# Mettre des films sur Ipad



## brunodecourt (24 Janvier 2012)

Bonjour, 
Je viens de me proccurer un Ipad. 
Je voudrais mettre dessus des films, mais je n'y arrive pas. J'ai essayé en faisant glisser dans Itunes, en copi coller, mais rien ne ce passe. Quelqu'un pourait il m'aidert? 
Merci par avance


----------



## Tosay (24 Janvier 2012)

Je suis une personne très faignante dans ce domaine donc je n'encode pas mes films et passe par un lecteur qui prend en charge presque tous les formats vidéos (.avi,.MKV...)
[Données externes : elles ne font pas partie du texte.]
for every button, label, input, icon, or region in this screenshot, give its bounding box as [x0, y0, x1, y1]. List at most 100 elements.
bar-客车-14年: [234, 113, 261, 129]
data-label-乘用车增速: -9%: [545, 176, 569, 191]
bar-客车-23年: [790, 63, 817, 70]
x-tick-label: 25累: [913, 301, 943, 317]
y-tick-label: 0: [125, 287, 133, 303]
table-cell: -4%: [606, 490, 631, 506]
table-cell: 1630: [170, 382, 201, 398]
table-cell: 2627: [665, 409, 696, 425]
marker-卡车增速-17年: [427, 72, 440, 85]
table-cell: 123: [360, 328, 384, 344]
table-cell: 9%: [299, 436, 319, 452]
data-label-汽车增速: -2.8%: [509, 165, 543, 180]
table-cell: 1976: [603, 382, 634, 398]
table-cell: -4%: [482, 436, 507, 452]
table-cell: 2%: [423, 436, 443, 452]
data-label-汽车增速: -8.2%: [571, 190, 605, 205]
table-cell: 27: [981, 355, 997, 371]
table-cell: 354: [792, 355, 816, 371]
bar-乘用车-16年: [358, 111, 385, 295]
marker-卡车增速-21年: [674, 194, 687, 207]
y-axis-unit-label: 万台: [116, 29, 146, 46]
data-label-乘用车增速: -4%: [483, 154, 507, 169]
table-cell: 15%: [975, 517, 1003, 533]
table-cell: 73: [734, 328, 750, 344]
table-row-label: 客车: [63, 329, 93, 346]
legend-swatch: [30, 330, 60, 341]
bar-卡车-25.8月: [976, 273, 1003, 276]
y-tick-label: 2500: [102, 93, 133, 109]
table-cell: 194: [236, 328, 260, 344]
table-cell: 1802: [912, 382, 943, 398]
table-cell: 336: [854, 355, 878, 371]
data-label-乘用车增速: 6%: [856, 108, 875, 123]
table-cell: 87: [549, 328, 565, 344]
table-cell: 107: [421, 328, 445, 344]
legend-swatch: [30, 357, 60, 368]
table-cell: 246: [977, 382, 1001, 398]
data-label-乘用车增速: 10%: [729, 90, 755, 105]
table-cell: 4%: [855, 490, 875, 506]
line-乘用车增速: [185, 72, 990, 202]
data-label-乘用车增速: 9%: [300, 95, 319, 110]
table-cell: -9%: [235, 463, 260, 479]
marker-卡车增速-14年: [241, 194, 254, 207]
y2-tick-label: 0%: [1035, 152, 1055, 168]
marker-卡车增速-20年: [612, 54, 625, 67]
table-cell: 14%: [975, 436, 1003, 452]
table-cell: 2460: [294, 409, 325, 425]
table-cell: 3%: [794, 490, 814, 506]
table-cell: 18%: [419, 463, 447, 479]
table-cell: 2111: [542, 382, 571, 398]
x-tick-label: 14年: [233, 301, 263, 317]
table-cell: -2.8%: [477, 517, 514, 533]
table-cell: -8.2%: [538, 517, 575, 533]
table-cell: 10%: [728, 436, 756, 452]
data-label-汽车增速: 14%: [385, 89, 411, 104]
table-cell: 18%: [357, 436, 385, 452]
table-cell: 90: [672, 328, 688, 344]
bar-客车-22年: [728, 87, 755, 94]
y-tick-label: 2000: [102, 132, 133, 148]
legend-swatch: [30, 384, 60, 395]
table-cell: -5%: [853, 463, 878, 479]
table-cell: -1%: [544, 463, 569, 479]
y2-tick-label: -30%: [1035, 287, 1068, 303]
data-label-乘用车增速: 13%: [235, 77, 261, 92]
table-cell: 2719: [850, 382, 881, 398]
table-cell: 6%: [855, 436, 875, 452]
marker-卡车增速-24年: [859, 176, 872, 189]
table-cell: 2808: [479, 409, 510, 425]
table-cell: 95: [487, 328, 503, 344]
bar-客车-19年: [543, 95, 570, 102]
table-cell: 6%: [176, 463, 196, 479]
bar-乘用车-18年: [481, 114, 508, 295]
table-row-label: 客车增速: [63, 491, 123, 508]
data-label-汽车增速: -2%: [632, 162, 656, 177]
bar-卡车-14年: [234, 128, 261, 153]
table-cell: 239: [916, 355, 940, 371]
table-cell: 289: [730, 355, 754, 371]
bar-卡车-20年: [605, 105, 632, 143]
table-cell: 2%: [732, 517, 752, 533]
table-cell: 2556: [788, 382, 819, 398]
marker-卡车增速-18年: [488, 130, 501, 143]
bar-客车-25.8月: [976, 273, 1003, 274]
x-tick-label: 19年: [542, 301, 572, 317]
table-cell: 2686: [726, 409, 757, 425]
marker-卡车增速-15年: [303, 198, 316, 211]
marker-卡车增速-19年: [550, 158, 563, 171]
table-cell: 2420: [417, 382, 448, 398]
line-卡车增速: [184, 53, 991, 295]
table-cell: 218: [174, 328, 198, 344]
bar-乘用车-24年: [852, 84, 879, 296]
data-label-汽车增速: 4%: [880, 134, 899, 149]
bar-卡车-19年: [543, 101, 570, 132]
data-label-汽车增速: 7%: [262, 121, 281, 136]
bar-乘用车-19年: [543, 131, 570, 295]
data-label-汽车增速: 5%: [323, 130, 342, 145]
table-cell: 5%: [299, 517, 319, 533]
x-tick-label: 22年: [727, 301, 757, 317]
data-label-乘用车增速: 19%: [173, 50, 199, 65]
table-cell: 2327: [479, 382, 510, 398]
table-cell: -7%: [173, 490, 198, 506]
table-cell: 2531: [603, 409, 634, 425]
Ton film est bien encodé ? Car l'iPad ne lit qu'un format spécial 

Sinon, comme je le dis dans ma première phrase, j'utilise *AVPlayer* (payant) qui me sert à lire mes divx sur mon iPad.


----------



## daffyb (24 Janvier 2012)

tu peux essayer aussi Oplayer


----------



## Cédric74 (24 Janvier 2012)

Pour qu'Itunes accepte tes films il faut les encoder en mp4. Sinon, il faut installer une app qui lise tous les formats. Ces apps (gplayer, ace player, oplayer) sont souvent payantes. Une fois l'app installée, tu glisses les vidéos dedans en passant par Itunes >Ipad > ton app.


----------